Он сглотнул. Гнев, прозвучавший в словах Маэстры, пробил брешь в его жалости к самому себе. Кажется, она тоже пыталась воздействовать на него. Прикусив губу, он убрал волосы с глаз. В них стояли слезы, но Финну было все равно.
— Тебе повезло, Маэстра. У меня никогда никого не было, кроме Узилища с его каменным сердцем. Постепенно я осознавал, что оно — вокруг, повсюду, а я — всего лишь крохотное создание, проглоченное им и обреченное жить внутри него. Я был его порождением, а оно моим отцом, невообразимо, непостижимо огромным. И вот когда я уверился в своем открытии окончательно и стоял как громом пораженный, вдруг отворилась дверь…
— Так там была дверь! — В ее голосе явственно слышался сарказм.

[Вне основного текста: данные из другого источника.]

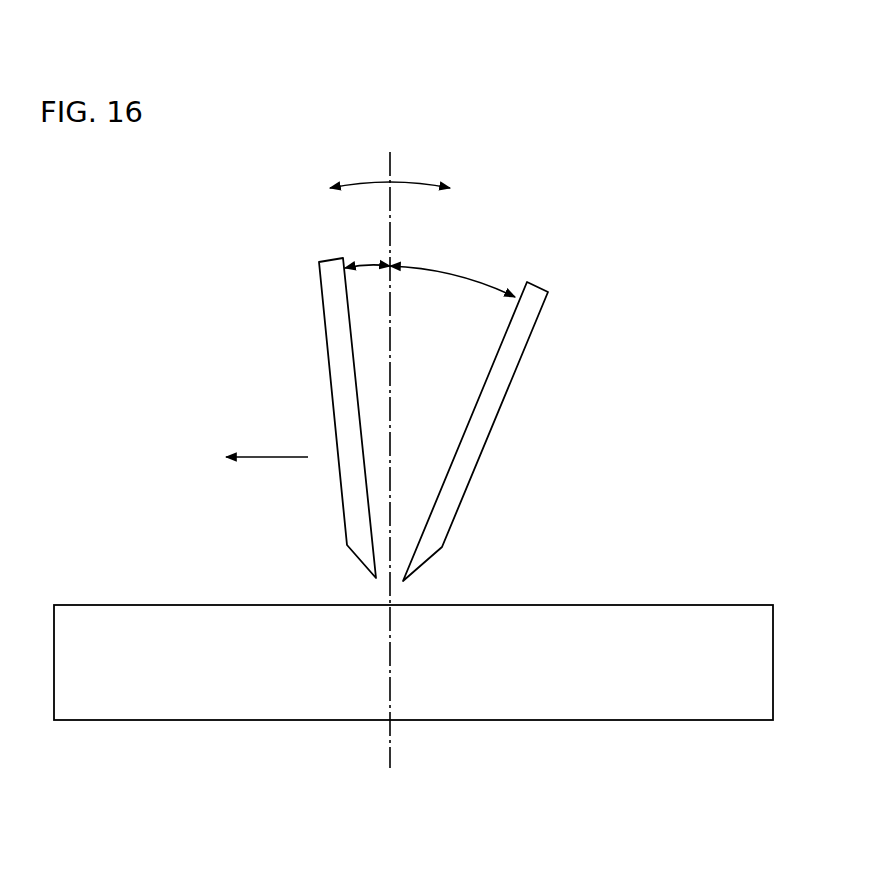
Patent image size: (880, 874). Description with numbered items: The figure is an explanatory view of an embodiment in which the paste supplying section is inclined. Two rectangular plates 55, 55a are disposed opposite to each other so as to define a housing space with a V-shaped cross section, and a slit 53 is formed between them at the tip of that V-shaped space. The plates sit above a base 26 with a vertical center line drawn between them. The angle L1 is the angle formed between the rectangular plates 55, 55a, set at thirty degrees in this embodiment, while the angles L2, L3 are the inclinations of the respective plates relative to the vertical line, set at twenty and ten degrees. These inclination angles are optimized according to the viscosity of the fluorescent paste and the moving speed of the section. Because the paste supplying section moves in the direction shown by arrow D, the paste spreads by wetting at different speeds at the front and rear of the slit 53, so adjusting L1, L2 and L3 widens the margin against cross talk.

The work table / bed plate 26 is at (658, 615).
The rectangular plate 55a is at (337, 338).
The rectangular plate 55 is at (513, 335).
The slit 53 is at (382, 583).
The angle formed between the rectangular plates L1 is at (410, 182).
The angle of inclination of rectangular plate relative to the vertical line L2 is at (462, 272).
The angle of inclination of rectangular plate relative to the vertical line L3 is at (365, 263).
The moving direction of the paste supplying section D is at (255, 457).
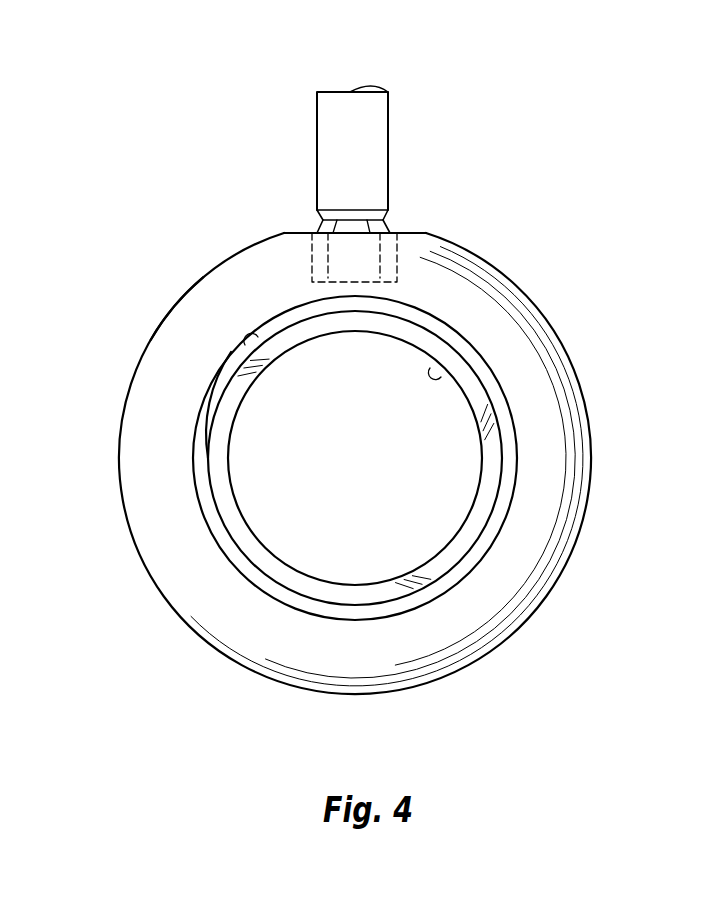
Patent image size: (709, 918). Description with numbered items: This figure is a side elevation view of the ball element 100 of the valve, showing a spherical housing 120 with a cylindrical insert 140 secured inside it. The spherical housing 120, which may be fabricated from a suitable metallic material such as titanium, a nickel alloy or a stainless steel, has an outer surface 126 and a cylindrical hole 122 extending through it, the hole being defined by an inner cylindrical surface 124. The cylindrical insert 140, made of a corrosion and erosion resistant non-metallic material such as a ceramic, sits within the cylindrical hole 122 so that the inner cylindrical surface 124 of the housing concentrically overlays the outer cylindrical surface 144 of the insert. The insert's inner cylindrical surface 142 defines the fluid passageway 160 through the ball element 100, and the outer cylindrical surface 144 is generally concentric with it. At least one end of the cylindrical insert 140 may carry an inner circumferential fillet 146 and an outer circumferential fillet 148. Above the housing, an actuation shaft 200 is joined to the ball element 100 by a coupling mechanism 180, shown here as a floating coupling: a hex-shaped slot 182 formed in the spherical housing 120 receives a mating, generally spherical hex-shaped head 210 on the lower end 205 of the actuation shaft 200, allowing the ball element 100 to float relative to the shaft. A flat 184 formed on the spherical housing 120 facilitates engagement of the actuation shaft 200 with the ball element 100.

The ball element 100 is at (480, 660).
The spherical housing 120 is at (545, 502).
The cylindrical hole 122 is at (309, 483).
The inner cylindrical surface 124 is at (247, 340).
The outer surface 126 is at (135, 372).
The cylindrical insert 140 is at (467, 567).
The inner cylindrical surface 142 is at (440, 385).
The outer cylindrical surface 144 is at (503, 387).
The inner circumferential fillet 146 is at (272, 565).
The outer circumferential fillet 148 is at (222, 533).
The fluid passageway 160 is at (432, 479).
The coupling mechanism 180 is at (310, 218).
The hex-shaped slot 182 is at (397, 258).
The flat 184 is at (300, 232).
The actuation shaft 200 is at (388, 126).
The lower end 205 is at (388, 207).
The hex-shaped head 210 is at (388, 230).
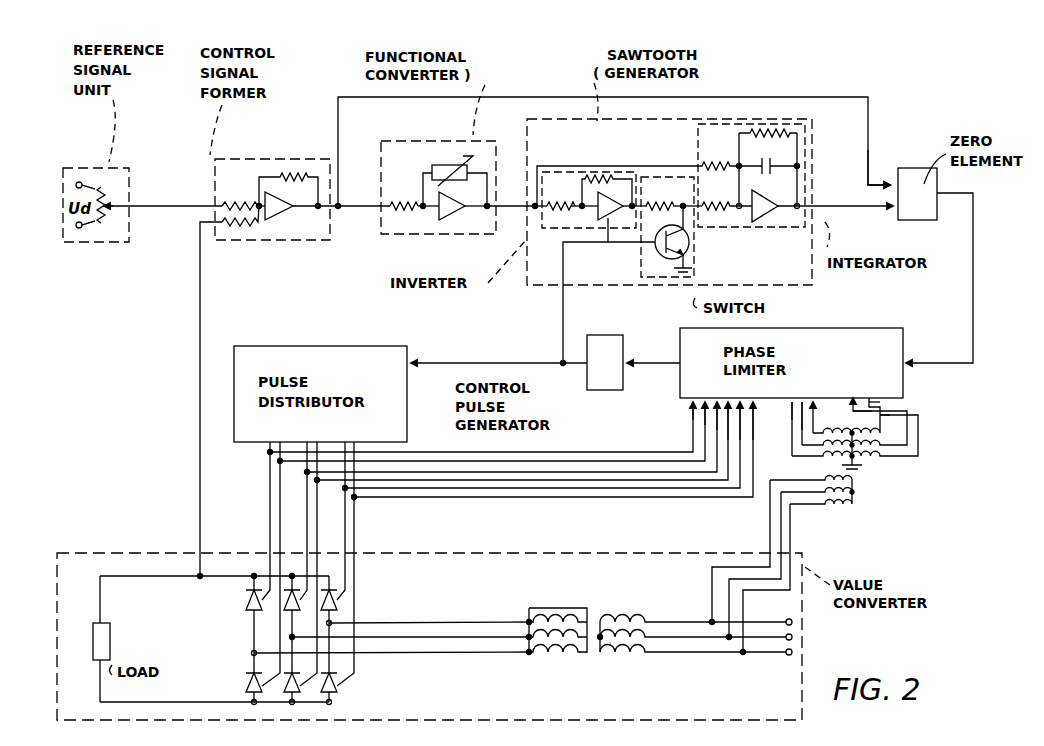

— Да, с самого начала. Маленькая, совершенно незаметная на серой стене. Долгое время — наверное, не один час, — я только смотрел на этот темный прямоугольник, страшась того, что могло проникнуть через него в мою камеру. Оттуда доносились слабые звуки и запахи. Наконец я собрал все свое мужество, подполз к выходу и выглянул наружу. — Чувствуя на себе ее взгляд, Финн крепко сжал ладони в замок и твердо продолжал: — За дверью не оказалось ничего, кроме освещенного сверху туннеля. Он тянулся в обе стороны, насколько хватало глаз, теряясь в бесконечности — ни конца, ни края, сплошь гладкие белые стены. Кое-как поднявшись…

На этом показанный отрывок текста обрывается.